I can’t really fulfill Chris’ “detailed retro” request, because with many former colleagues coming together for this issue, and probably writing about everything that I would write about, I thought instead I’d take the opportunity to deal with the future, and let you, the reader, know how important it is to support this publication. Hey, I don’t have a horse in this race. Now, as a non-Press civilian, I am interested in the paper as a vehicle for information that I need to survive on the Island, and in the constantly changing world. I have great admiration for the important type of journalism the Press is known for and how important it remains to support that type of journalism.

That’s what’s important to you: to know that Chris and Jed are devoted to bringing you the truth, for being the voice of those who aren’t always heard, for being fair and balanced—and not my memories of working with the best journalists and production and art teams that I’ve had the fortune to work with. I don’t need to praise them here in print; Many remain my good friends and they live with my daily admiration either as current Press staffers or having moved on to other interesting publications and ventures. They have also already been honored by a boatload of awards’ organizations. I am so proud of the always game-changing work we did together.

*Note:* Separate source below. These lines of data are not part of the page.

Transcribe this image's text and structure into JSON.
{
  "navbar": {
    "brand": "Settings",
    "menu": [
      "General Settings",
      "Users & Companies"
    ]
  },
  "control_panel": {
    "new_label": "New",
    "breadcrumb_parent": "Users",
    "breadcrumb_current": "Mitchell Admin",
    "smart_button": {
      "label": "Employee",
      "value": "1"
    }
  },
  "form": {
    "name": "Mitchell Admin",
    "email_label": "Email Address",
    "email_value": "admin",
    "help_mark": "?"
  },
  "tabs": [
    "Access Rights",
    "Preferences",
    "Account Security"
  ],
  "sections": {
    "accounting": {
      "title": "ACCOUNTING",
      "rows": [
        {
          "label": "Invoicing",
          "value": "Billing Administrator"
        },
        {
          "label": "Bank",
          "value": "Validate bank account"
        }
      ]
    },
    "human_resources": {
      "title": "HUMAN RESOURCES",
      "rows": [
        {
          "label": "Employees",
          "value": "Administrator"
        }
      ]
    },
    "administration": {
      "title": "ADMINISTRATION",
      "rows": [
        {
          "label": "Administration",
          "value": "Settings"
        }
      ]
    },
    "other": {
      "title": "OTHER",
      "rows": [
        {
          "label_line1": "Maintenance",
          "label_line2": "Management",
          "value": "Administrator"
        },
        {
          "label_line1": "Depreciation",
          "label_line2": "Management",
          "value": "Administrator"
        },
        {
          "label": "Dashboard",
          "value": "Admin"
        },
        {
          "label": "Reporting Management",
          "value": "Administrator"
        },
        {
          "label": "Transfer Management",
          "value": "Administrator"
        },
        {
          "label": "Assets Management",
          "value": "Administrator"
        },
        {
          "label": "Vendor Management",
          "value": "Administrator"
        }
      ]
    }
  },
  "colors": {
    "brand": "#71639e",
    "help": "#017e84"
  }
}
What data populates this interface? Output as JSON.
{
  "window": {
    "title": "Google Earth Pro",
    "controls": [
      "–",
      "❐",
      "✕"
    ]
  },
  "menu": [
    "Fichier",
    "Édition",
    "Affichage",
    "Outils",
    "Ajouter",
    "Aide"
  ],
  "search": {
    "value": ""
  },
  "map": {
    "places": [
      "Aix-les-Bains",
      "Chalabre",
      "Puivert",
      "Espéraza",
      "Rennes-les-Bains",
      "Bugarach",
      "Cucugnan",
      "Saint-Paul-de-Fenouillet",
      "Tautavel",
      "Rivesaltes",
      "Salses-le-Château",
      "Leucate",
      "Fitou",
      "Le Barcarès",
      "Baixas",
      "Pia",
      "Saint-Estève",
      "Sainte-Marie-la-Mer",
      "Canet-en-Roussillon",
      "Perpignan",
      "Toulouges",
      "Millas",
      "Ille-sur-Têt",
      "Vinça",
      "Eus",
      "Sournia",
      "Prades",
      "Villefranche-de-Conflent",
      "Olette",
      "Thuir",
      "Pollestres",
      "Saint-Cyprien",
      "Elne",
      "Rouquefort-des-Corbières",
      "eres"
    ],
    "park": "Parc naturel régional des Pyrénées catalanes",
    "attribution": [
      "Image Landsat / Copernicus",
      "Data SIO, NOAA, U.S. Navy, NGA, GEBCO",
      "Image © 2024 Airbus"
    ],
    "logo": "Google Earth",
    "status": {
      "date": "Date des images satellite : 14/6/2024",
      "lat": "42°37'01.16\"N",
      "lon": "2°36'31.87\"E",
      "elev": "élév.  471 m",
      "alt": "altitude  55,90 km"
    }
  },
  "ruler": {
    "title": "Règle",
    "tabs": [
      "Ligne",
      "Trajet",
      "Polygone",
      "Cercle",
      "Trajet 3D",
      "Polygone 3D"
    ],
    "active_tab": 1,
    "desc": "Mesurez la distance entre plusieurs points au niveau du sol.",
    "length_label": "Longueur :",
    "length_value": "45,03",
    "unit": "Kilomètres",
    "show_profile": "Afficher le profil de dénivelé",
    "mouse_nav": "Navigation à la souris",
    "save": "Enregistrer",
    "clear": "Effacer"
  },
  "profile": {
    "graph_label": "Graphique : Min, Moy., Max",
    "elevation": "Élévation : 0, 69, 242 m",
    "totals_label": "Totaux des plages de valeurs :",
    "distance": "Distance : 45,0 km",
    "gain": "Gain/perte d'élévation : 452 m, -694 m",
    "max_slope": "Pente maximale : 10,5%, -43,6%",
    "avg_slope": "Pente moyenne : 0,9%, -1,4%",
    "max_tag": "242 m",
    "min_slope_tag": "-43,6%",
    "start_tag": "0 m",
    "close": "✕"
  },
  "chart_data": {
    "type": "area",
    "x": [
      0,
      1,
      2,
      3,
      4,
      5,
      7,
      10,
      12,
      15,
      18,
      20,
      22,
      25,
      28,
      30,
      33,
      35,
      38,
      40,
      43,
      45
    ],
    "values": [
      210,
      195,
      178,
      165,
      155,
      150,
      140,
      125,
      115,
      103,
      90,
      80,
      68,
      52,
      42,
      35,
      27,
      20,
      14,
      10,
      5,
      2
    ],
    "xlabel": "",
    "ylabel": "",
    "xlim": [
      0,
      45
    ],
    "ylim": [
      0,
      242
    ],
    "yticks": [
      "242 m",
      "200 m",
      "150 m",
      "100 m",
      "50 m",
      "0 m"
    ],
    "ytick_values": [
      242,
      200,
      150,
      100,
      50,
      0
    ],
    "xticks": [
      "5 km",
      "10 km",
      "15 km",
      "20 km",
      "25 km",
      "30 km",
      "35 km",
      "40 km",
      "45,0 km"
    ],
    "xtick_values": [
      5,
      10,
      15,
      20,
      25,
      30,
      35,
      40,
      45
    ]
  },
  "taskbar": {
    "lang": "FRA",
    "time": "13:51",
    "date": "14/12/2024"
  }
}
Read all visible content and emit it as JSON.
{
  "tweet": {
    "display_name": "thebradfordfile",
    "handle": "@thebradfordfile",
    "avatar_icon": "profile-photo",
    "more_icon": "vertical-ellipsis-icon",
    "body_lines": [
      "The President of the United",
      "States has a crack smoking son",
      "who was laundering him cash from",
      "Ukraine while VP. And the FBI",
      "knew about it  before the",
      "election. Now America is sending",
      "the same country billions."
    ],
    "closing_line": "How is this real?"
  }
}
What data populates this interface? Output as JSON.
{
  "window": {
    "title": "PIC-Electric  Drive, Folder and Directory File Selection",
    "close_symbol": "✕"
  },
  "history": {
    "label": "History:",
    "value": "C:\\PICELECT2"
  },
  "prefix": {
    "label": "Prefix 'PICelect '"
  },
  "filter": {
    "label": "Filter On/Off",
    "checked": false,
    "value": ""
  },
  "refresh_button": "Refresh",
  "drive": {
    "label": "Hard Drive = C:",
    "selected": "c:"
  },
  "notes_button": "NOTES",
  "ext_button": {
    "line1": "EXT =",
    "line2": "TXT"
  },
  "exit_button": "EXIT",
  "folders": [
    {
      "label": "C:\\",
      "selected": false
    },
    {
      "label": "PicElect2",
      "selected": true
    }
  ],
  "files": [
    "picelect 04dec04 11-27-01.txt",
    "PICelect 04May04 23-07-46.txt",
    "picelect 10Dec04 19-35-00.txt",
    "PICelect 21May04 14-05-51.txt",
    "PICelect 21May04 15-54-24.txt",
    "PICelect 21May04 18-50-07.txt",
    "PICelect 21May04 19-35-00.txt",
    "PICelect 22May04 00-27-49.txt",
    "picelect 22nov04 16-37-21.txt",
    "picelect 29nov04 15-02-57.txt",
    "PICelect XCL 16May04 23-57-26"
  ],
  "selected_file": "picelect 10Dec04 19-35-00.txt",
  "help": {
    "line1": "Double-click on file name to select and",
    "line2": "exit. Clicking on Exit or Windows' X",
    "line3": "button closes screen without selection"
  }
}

Reader, you do need to know, from that guy without the horse in the race, that I can assure you that publisher Jed Morey and editor-in-chief Chris Twarowski have you in their hearts and minds all the time. You and your family are what they think about and worry about—the best ways to inform and entertain you. You’re lucky to be in their hands, as you read the Long Island Press.

Those bylines you’ll see in this issue—I love all the people behind them. My years at the Long Island Press were the best of times, and I am so proud of the great work we did, and I’m looking forward to all the fine journalism the current team will continue to do.